For me, though, in this moment in 2022, I was time travelling to Bacon’s studio at the time of his death in 1992. As far as the conservator, Mary McGrath, and her team could make it, this is time travel made concrete. The vitrine which holds the entire room including floor, walls, and ceiling, has a small entrance which you can stand in, where the floor is under your feet, the hinge of the door and the door is on your right, and a dressing gown and some towels are right next to you on your left, and the famous scene is before you. But in front of you, above you, and on either side is glass.
Tears formed in my eyes.
I made my way around the room and looked in the windows. I sat on the floor and took photos. I wandered back round to the projection room again and allowed the soothing tones of Bragg and Bacon talking and sat in the space.
When I was sure that I’d have it to myself I approached the doorway. There is the handle that Bacon touched to open the door. There is the iconic round de-silvered mirror with paint smears around it on the wall.

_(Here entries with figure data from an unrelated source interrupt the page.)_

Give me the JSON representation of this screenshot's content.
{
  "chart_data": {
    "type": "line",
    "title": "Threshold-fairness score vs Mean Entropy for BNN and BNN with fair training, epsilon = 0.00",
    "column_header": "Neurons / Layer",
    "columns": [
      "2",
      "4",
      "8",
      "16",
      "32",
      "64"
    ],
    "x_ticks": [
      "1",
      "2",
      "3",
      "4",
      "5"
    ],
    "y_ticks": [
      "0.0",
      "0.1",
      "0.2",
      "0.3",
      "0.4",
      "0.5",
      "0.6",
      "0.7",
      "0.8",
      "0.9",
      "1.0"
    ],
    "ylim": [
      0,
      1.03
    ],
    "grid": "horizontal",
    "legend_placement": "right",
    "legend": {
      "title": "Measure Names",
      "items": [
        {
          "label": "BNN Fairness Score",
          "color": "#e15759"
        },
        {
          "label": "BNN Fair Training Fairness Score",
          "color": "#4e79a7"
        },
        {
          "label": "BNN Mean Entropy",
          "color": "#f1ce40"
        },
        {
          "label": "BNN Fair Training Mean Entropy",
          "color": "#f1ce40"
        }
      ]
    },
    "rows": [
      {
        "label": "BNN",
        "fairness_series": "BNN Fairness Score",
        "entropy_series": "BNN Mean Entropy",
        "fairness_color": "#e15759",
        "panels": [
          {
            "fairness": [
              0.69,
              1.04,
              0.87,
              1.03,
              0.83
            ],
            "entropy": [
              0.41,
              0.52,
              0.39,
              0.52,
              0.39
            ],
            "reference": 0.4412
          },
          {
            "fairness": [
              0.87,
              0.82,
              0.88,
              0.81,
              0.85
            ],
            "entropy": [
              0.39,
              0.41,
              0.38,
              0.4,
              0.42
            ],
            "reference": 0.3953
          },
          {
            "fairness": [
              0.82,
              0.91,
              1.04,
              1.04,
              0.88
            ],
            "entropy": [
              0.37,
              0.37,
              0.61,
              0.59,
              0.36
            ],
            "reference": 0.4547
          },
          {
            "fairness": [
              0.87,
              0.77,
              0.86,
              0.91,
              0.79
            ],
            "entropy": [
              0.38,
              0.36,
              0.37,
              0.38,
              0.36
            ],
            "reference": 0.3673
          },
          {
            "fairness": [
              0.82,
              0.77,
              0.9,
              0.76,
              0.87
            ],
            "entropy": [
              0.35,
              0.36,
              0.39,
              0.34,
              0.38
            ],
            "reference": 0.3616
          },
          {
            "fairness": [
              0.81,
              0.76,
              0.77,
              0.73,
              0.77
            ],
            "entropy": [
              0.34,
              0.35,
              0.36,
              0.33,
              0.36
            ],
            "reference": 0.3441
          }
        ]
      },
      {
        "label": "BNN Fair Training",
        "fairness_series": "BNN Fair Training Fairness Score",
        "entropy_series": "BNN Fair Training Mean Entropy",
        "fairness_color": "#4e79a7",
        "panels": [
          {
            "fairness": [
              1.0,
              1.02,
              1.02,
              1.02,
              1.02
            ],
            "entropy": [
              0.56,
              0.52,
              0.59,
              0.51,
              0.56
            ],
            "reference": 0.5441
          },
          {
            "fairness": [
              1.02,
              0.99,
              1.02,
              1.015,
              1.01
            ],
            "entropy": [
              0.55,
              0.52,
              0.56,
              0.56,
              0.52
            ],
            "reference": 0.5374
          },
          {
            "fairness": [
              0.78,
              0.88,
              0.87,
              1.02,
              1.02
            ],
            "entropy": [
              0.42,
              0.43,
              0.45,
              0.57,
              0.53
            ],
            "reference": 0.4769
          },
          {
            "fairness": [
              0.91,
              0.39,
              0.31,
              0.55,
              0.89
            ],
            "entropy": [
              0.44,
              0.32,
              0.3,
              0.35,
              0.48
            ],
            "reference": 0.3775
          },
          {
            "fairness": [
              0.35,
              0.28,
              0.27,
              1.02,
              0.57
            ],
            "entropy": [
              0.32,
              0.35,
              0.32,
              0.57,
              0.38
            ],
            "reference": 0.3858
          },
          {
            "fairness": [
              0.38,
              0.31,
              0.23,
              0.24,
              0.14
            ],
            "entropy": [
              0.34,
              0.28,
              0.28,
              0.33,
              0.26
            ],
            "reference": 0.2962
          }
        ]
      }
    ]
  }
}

I couldn’t take much more in. I almost took photographs instead of looking. I had no reason to stay in the gallery, and there wasn’t anything else I wanted to see. Terri had messaged to tell me where we were supposed to be meeting later and it wasn’t nearby or soon, so I walked slowly back to the hotel.
I set myself up for yoga on the floor. I took one of those weird decorative runners they put on beds in hotels and lay it on the floor in place of a yoga mat. I wrapped pillows in towels for bolsters, and took two small cushions off chairs for props.
I lay on the floor and tears slid out. Then I headed inwards and down and down in supported twists, meeting my own body in this moment on this mat now.
When Terri came back and said she was sorry but she couldn’t handle the end of conference meal I was ready to go, but glad to stand down.